To that end, the WNY Women’s Foundation is advocating for policy- and legislation-based solutions. Erie County was the only county in New York State to allocate federal CARES Act funding – up to $25 million of it – for emergency childcare. And, Scavone said, businesses, even government, must be incentivized to provide or cover the cost of childcare for their employees and citizens.
“Do not tell me that a woman has to make a choice between caring for a child and going to work to earn money to put food on the table for that child,” she said. “That is not a choice.”
There is a model for this, about 400 miles northeast of Buffalo. Quebec began subsidizing low-fee, full-day childcare for every youngster under 5 in 1996; when demand exceeds availability, the government reimburses families that pay for private care. The goals 25 years ago were to draw more women into the workforce, nurture early childhood development and increase payroll tax revenue.
The program was, and is, a success. A university study found that in 2008, it generated more than 100% of its cost. In other words, it not only paid for itself, it made money for government. The Canadian minister of finance – Chrystia Freeland – announced in April the Quebec program will be expanded across the country to aid in women’s post-pandemic employment recovery.
Physical recovery is another matter. Dr. Sarah Berga, chair of obstetrics and gynecology at University at Buffalo’s Jacobs School of Medicine and Biomedical Sciences, said the pandemic also exposed and “amplified dramatically” existing gender inequities in healthcare access. Women of lesser socioeconomic means – and that bracket grew with the unemployment rate – have fewer resources readily available to them as it is, Berga said. That includes sexual education, reproductive medicine and contraception. When the pandemic hit, the barriers got bigger.
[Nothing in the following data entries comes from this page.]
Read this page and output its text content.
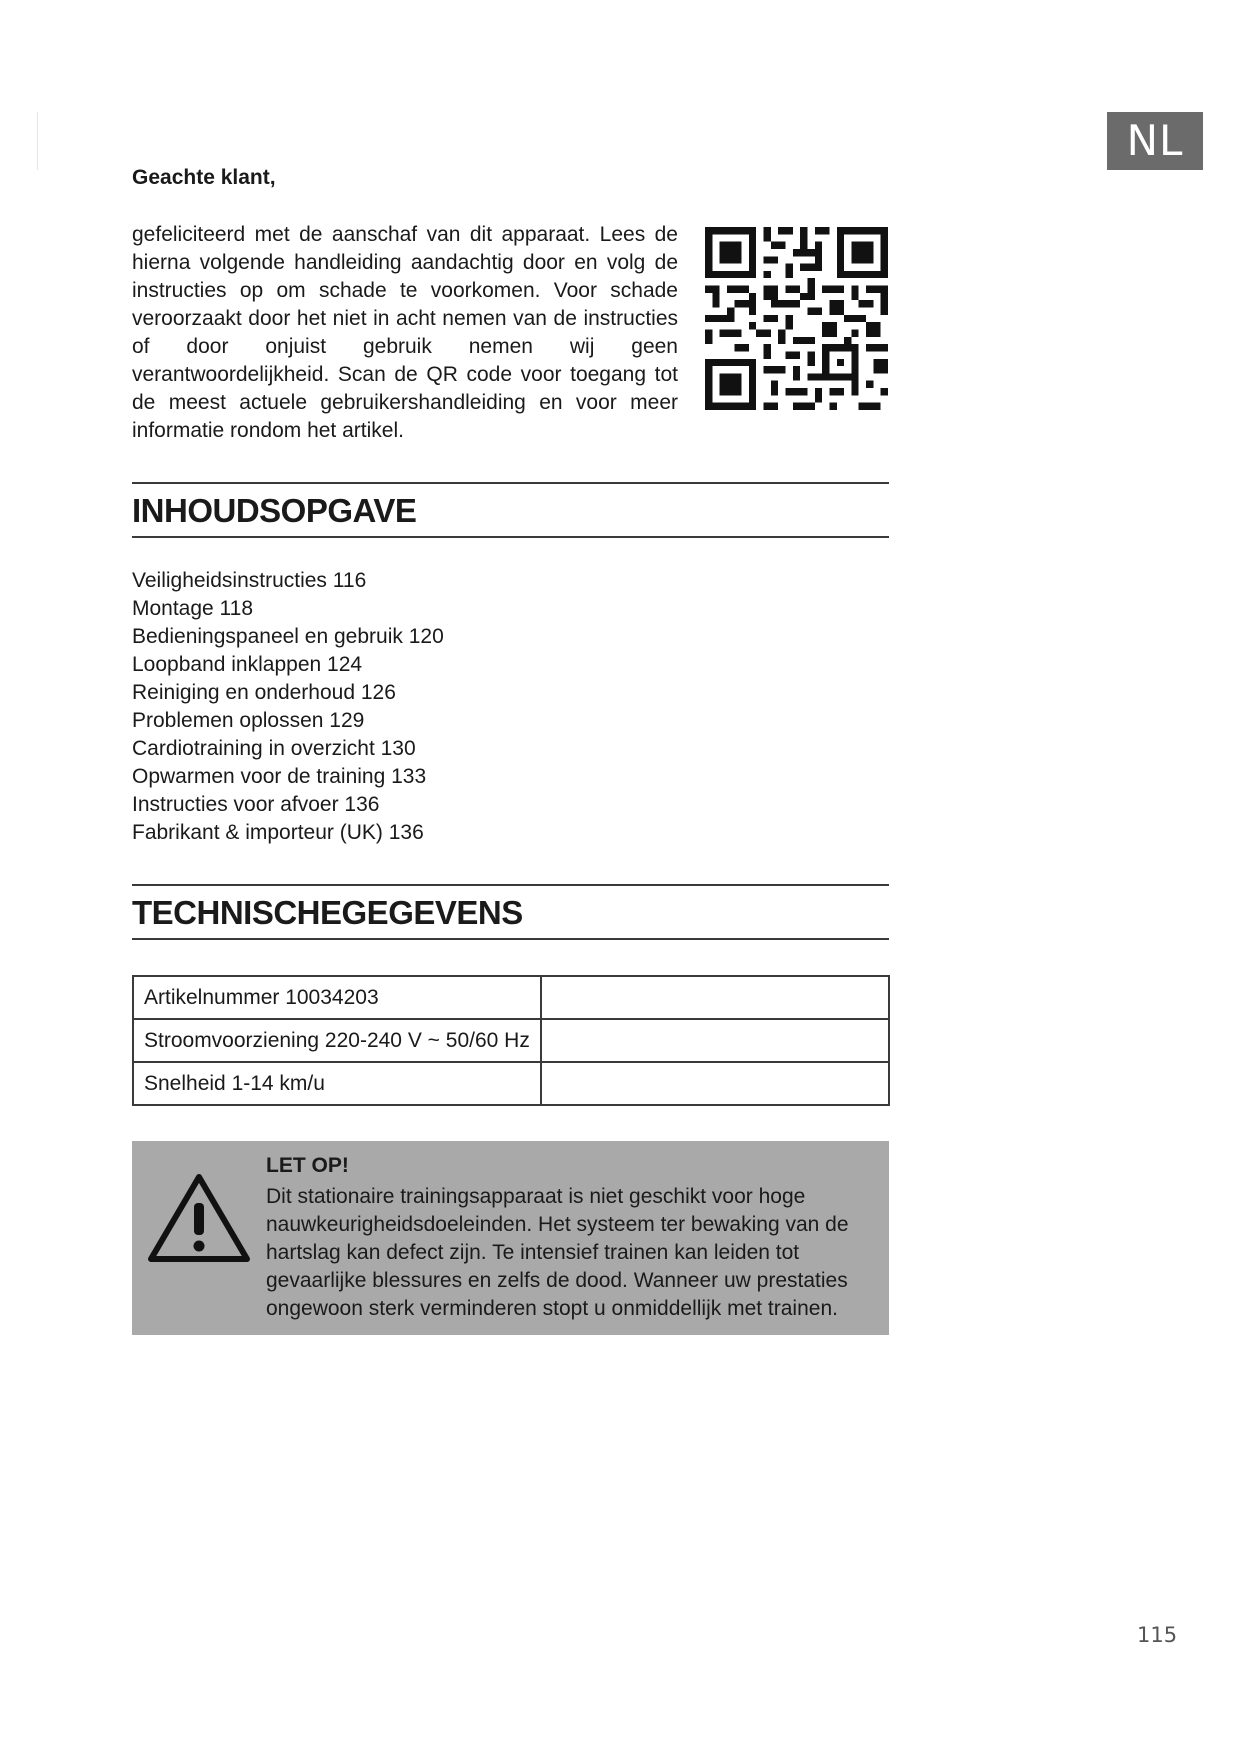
NL
Geachte klant,
gefeliciteerd met de aanschaf van dit apparaat. Lees de hierna volgende handleiding aandachtig door en volg de instructies op om schade te voorkomen. Voor schade veroorzaakt door het niet in acht nemen van de instructies of door onjuist gebruik nemen wij geen verantwoordelijkheid. Scan de QR code voor toegang tot de meest actuele gebruikershandleiding en voor meer informatie rondom het artikel.
INHOUDSOPGAVE
Veiligheidsinstructies 116
Montage 118
Bedieningspaneel en gebruik 120
Loopband inklappen 124
Reiniging en onderhoud 126
Problemen oplossen 129
Cardiotraining in overzicht 130
Opwarmen voor de training 133
Instructies voor afvoer 136
Fabrikant & importeur (UK) 136
TECHNISCHEGEGEVENS
Artikelnummer 10034203	
Stroomvoorziening 220-240 V ~ 50/60 Hz	
Snelheid 1-14 km/u	
LET OP!
Dit stationaire trainingsapparaat is niet geschikt voor hoge nauwkeurigheidsdoeleinden. Het systeem ter bewaking van de hartslag kan defect zijn. Te intensief trainen kan leiden tot gevaarlijke blessures en zelfs de dood. Wanneer uw prestaties ongewoon sterk verminderen stopt u onmiddellijk met trainen.
115
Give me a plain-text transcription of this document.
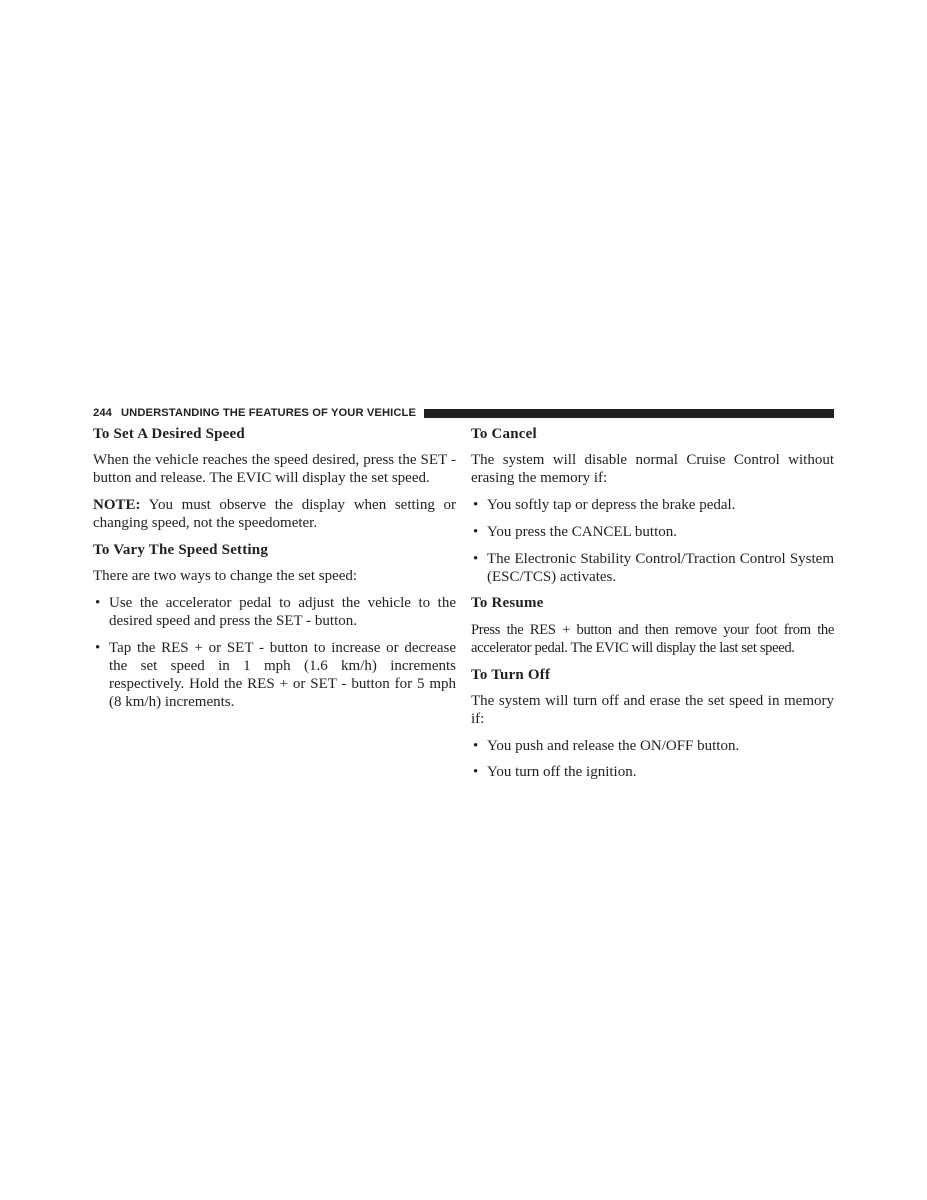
244 UNDERSTANDING THE FEATURES OF YOUR VEHICLE
To Set A Desired Speed

When the vehicle reaches the speed desired, press the SET - button and release. The EVIC will display the set speed.

NOTE: You must observe the display when setting or changing speed, not the speedometer.

To Vary The Speed Setting

There are two ways to change the set speed:

• Use the accelerator pedal to adjust the vehicle to the desired speed and press the SET - button.
• Tap the RES + or SET - button to increase or decrease the set speed in 1 mph (1.6 km/h) increments respectively. Hold the RES + or SET - button for 5 mph (8 km/h) increments.
To Cancel

The system will disable normal Cruise Control without erasing the memory if:

• You softly tap or depress the brake pedal.
• You press the CANCEL button.
• The Electronic Stability Control/Traction Control System (ESC/TCS) activates.
To Resume

Press the RES + button and then remove your foot from the accelerator pedal. The EVIC will display the last set speed.

To Turn Off

The system will turn off and erase the set speed in memory if:

• You push and release the ON/OFF button.
• You turn off the ignition.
“Healthcare workers were stretched thin; public spaces were scary. Especially for teens coming of age, the pandemic made things worse,” Berga said. “That’s one of the reasons we were so frantic to get telehealth going right away across the United States. Now we understand its benefits, and we understand its limitations. People who are less savvy are less likely to engage with that.”
But what about Berga’s specialty, fertility care? In vitro fertilization isn’t an elective procedure, she insisted, because women’s childbearing timeline is finite.
“Women 35 and up, we can’t safely tell them, ‘Just wait,’” she said. “We didn’t know how long it would be before we got the pandemic under control.”
And now, with infection rates down and vaccines in arms, there is some sense of control. But the trauma of the last 16 months could be felt for generations to come, Berga said.
“The pandemic was a novel stressor,” she said. “How do you handle fear of something that’s real but not very well described? That is not everyone’s strength.”
Back to Farley, the Amherst mom who fled to her car. Today, she acknowledges her good fortune. She weathered the pandemic in good health, with a supportive partner and her job intact. And she organically did what Scavone and Berga suggest now as coping strategies: self-care (exercise, time with her dogs), seek support (Farley regularly took to social media to air her distress and accept others’ encouragement), and fight for an easier, more equitable way of life.